The primary application of Lee’s methodology is in the analysis of high-resolution satellite image data, which is inherently complex and high-dimensional. A major challenge lies in predicting values at unobserved locations within the satellite imagery. While traditional spatial modeling methods are computationally intensive and time-consuming, Lee's novel approach offers a solution that is significantly faster. This development has significant implications for various fields, such as atmospheric sciences, ecology, public health, and medical imaging.

Lee’s research focuses on the application of variational inference to massive spatial datasets using a unique machine learning algorithm. Variational inference is a method used to approximate complex probability distributions when true inference is not possible, making it a powerful method for modeling complex spatial datasets. The proposed approach significantly improves the computational efficiency of spatial data analysis, achieving speeds up to three orders of magnitude faster than existing methods while maintaining comparable accuracy.
Lee's method can be used to predict weather patterns in remote and rapidly changing environments like the Gulf Coast, southern California, and polar regions like Alaska or Antarctica. The ability to process high-dimensional data quickly and accurately is crucial for making timely and informed decisions in these regions, especially when they are at risk of geophysical hazards such as hurricanes, wildfires, or sea ice loss. Additionally, the methodology has potential applications in infectious disease modeling and public health data analysis, where rapid and accurate predictions are essential for effective intervention and policymaking.
Lee's research is part of his broader dissertation work, which focuses on developing and applying variational inference techniques to various statistical models. His goal is to simplify these methods, making them more accessible to non-experts and applicable to a wide range of data types. By doing so, Lee aims to bridge the gap between advanced statistical methodologies and practical applications, enabling more efficient and effective data analysis across different fields.
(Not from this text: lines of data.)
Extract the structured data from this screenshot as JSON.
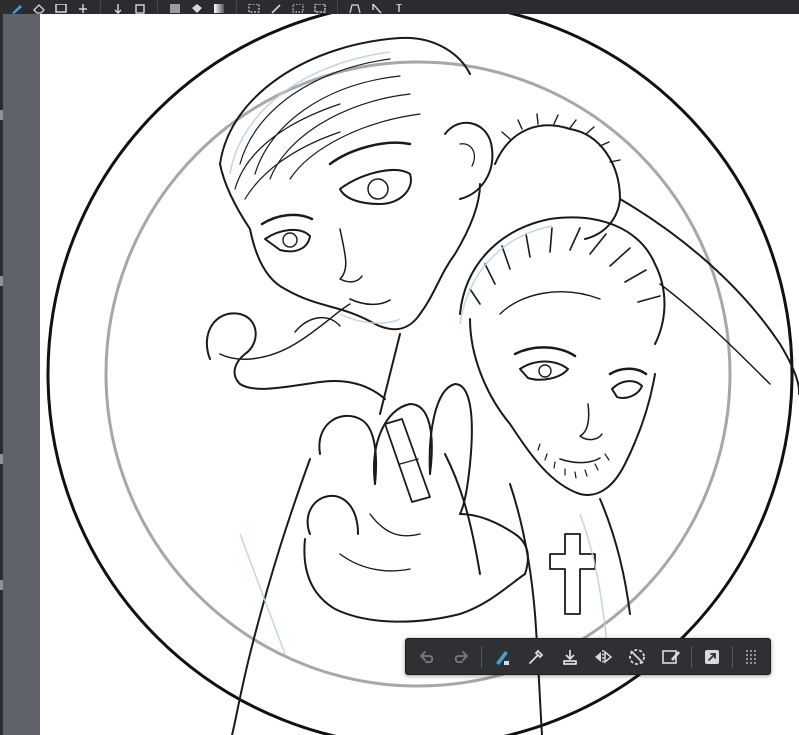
{
  "app": {
    "accent_color": "#4a9fd8",
    "canvas_color": "#ffffff",
    "toolbar_color": "#2a2c30"
  },
  "top_toolbar": {
    "groups": [
      [
        "brush-icon",
        "eraser-icon",
        "rectangle-icon",
        "move-icon"
      ],
      [
        "transform-vertical-icon",
        "layer-copy-icon"
      ],
      [
        "fill-swatch-icon",
        "paint-bucket-icon",
        "gradient-icon"
      ],
      [
        "selection-rect-icon",
        "selection-pen-icon",
        "selection-lasso-icon",
        "selection-magic-icon"
      ],
      [
        "perspective-icon",
        "pointer-icon",
        "text-icon"
      ]
    ]
  },
  "canvas": {
    "artwork": "line-art-illustration"
  },
  "quick_bar": {
    "items": [
      {
        "icon": "undo-icon",
        "enabled": false
      },
      {
        "icon": "redo-icon",
        "enabled": false
      },
      {
        "icon": "brush-eraser-icon",
        "enabled": true
      },
      {
        "icon": "eyedropper-icon",
        "enabled": true
      },
      {
        "icon": "merge-down-icon",
        "enabled": true
      },
      {
        "icon": "flip-horizontal-icon",
        "enabled": true
      },
      {
        "icon": "rotate-reset-icon",
        "enabled": true
      },
      {
        "icon": "edit-selection-icon",
        "enabled": true
      },
      {
        "icon": "expand-icon",
        "enabled": true
      },
      {
        "icon": "grip-icon",
        "enabled": true
      }
    ]
  }
}
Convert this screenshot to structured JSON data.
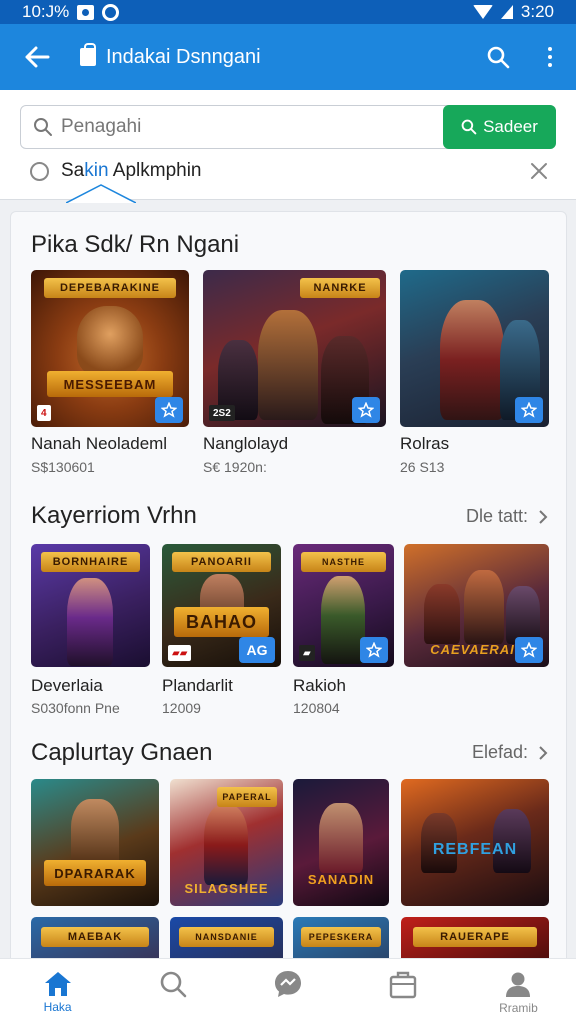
{
  "status": {
    "time_left": "10:J%",
    "time_right": "3:20"
  },
  "app_bar": {
    "title": "Indakai Dsnngani"
  },
  "search": {
    "placeholder": "Penagahi",
    "button_label": "Sadeer"
  },
  "filter": {
    "label_prefix": "Sa",
    "label_highlight": "kin",
    "label_suffix": " Aplkmphin"
  },
  "sections": [
    {
      "title": "Pika Sdk/ Rn Ngani",
      "see_all": "",
      "items": [
        {
          "name": "Nanah Neolademl",
          "meta": "S$130601",
          "banner_top": "DEPEBARAKINE",
          "banner_bottom": "MESSEEBAM"
        },
        {
          "name": "Nanglolayd",
          "meta": "S€ 1920n:",
          "banner_top": "NANRKE",
          "badge": "2S2"
        },
        {
          "name": "Rolras",
          "meta": "26 S13"
        }
      ]
    },
    {
      "title": "Kayerriom Vrhn",
      "see_all": "Dle tatt:",
      "items": [
        {
          "name": "Deverlaia",
          "meta": "S030fonn  Pne",
          "banner_top": "BORNHAIRE"
        },
        {
          "name": "Plandarlit",
          "meta": "12009",
          "banner_top": "PANOARII",
          "banner_bottom": "BAHAO",
          "badge": "AG"
        },
        {
          "name": "Rakioh",
          "meta": "120804",
          "banner_top": "NASTHE"
        },
        {
          "banner_bottom": "CAEVAERAI"
        }
      ]
    },
    {
      "title": "Caplurtay Gnaen",
      "see_all": "Elefad:",
      "items": [
        {
          "banner_bottom": "DPARARAK"
        },
        {
          "banner_top": "PAPERAL",
          "banner_bottom": "SILAGSHEE"
        },
        {
          "banner_bottom": "SANADIN"
        },
        {
          "banner_bottom": "REBFEAN"
        },
        {
          "banner_top": "MAEBAK"
        },
        {
          "banner_top": "NANSDANIE"
        },
        {
          "banner_top": "PEPESKERA"
        },
        {
          "banner_top": "RAUERAPE"
        }
      ]
    }
  ],
  "bottom_nav": [
    {
      "label": "Haka",
      "icon": "home-icon",
      "active": true
    },
    {
      "label": "",
      "icon": "search-icon"
    },
    {
      "label": "",
      "icon": "chat-icon"
    },
    {
      "label": "",
      "icon": "bag-icon"
    },
    {
      "label": "Rramib",
      "icon": "profile-icon"
    }
  ],
  "colors": {
    "app_bar": "#1d86dd",
    "status_bar": "#0d5fb8",
    "accent_green": "#17a85a",
    "active_nav": "#1976d2"
  }
}
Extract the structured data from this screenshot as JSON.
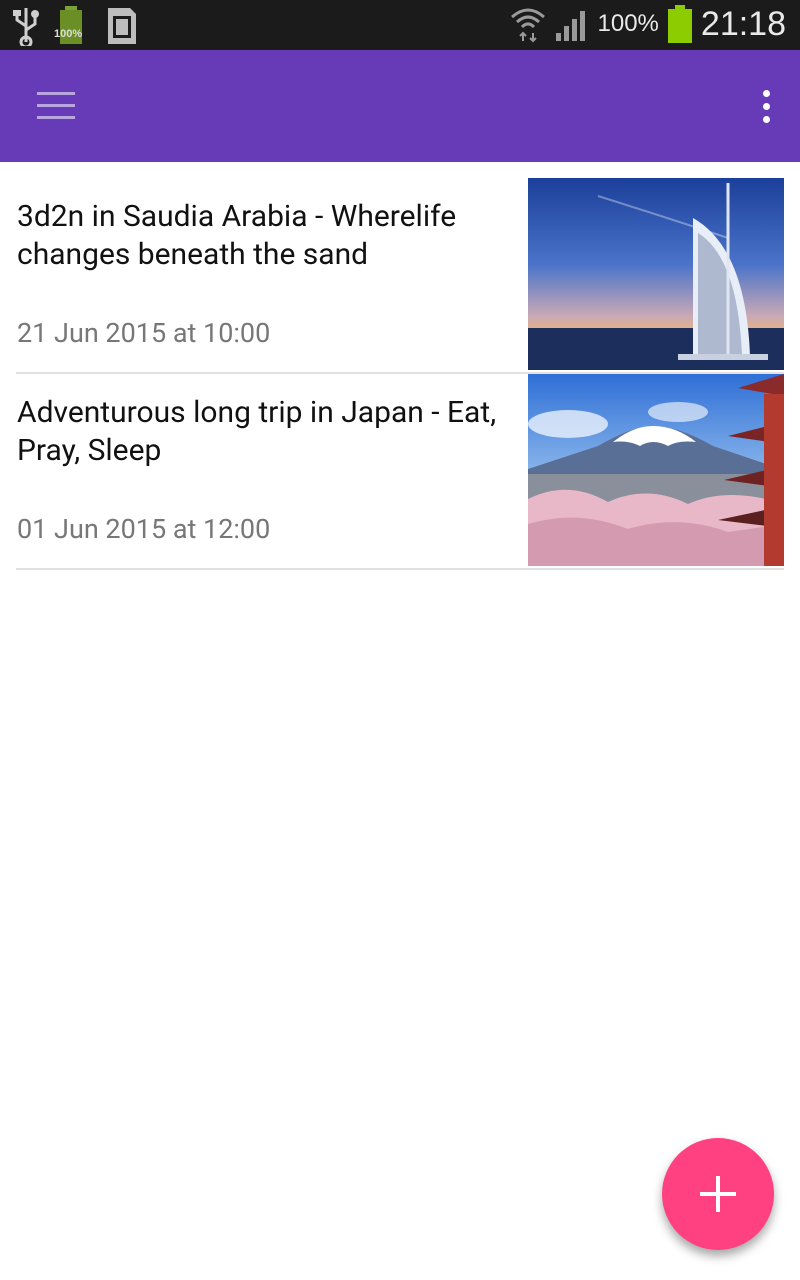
{
  "status_bar": {
    "battery_small_label": "100%",
    "battery_percent": "100%",
    "time": "21:18"
  },
  "app_bar": {
    "menu_icon": "hamburger-menu-icon",
    "overflow_icon": "more-vert-icon",
    "color": "#673ab7"
  },
  "trips": [
    {
      "title": "3d2n in Saudia Arabia - Wherelife changes beneath the sand",
      "date": "21 Jun 2015 at 10:00",
      "image": "burj-al-arab-photo"
    },
    {
      "title": "Adventurous long trip in Japan - Eat, Pray, Sleep",
      "date": "01 Jun 2015 at 12:00",
      "image": "mount-fuji-cherry-blossom-photo"
    }
  ],
  "fab": {
    "icon": "plus-icon",
    "color": "#ff4081"
  }
}
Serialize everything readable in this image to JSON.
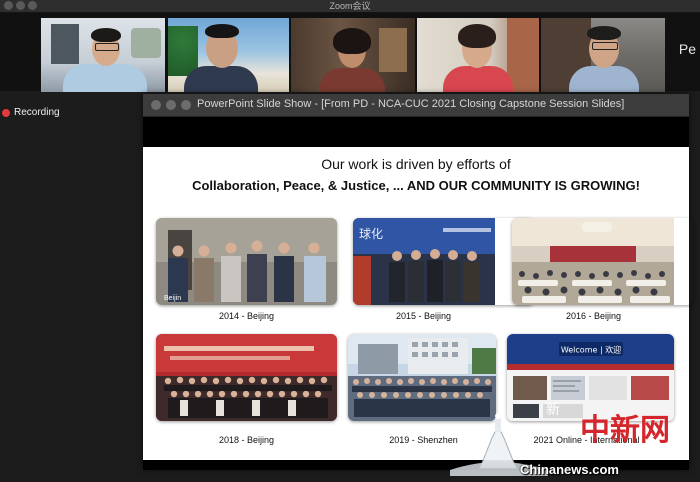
{
  "window": {
    "title": "Zoom会议"
  },
  "gallery": {
    "participants": [
      {
        "id": "p1",
        "active": true
      },
      {
        "id": "p2",
        "active": false
      },
      {
        "id": "p3",
        "active": false
      },
      {
        "id": "p4",
        "active": false
      },
      {
        "id": "p5",
        "active": false
      }
    ],
    "overflow_label": "Pe"
  },
  "recording": {
    "label": "Recording",
    "color": "#e23b3b"
  },
  "slideshow": {
    "title": "PowerPoint Slide Show - [From PD - NCA-CUC 2021 Closing Capstone Session Slides]",
    "slide": {
      "heading": "Our work is driven by efforts of",
      "subheading": "Collaboration, Peace, & Justice, ... AND OUR COMMUNITY IS GROWING!",
      "photos": [
        {
          "caption": "2014 - Beijing",
          "sign": "Beijin"
        },
        {
          "caption": "2015 - Beijing",
          "banner": "球化"
        },
        {
          "caption": "2016 - Beijing"
        },
        {
          "caption": "2018 - Beijing"
        },
        {
          "caption": "2019 - Shenzhen"
        },
        {
          "caption": "2021 Online - International",
          "banner": "Welcome | 欢迎"
        }
      ]
    }
  },
  "watermark": {
    "brand_cn": "中新网",
    "char": "新",
    "url": "Chinanews.com",
    "brand_color": "#d4262c"
  }
}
At the JSM 2025, Lee will have the opportunity to present his research to a large audience of statisticians from around the world. The conference, which attracts over 5,000 participants annually, provides a platform for sharing cutting-edge research, networking with peers, and exploring new developments in the field of statistics. Lee’s presentation will be part of a session hosted by KISS, where he and other award recipients will showcase their work and receive their awards.
Receiving the KISS Outstanding Student Paper Award is a significant milestone in Lee’s academic journey. It not only recognizes his contributions to the field but also provides him with valuable exposure and opportunities for future collaboration. As Lee continues to advance his research, his innovative methodologies and their applications are poised to make a lasting impact on the field of statistics and beyond.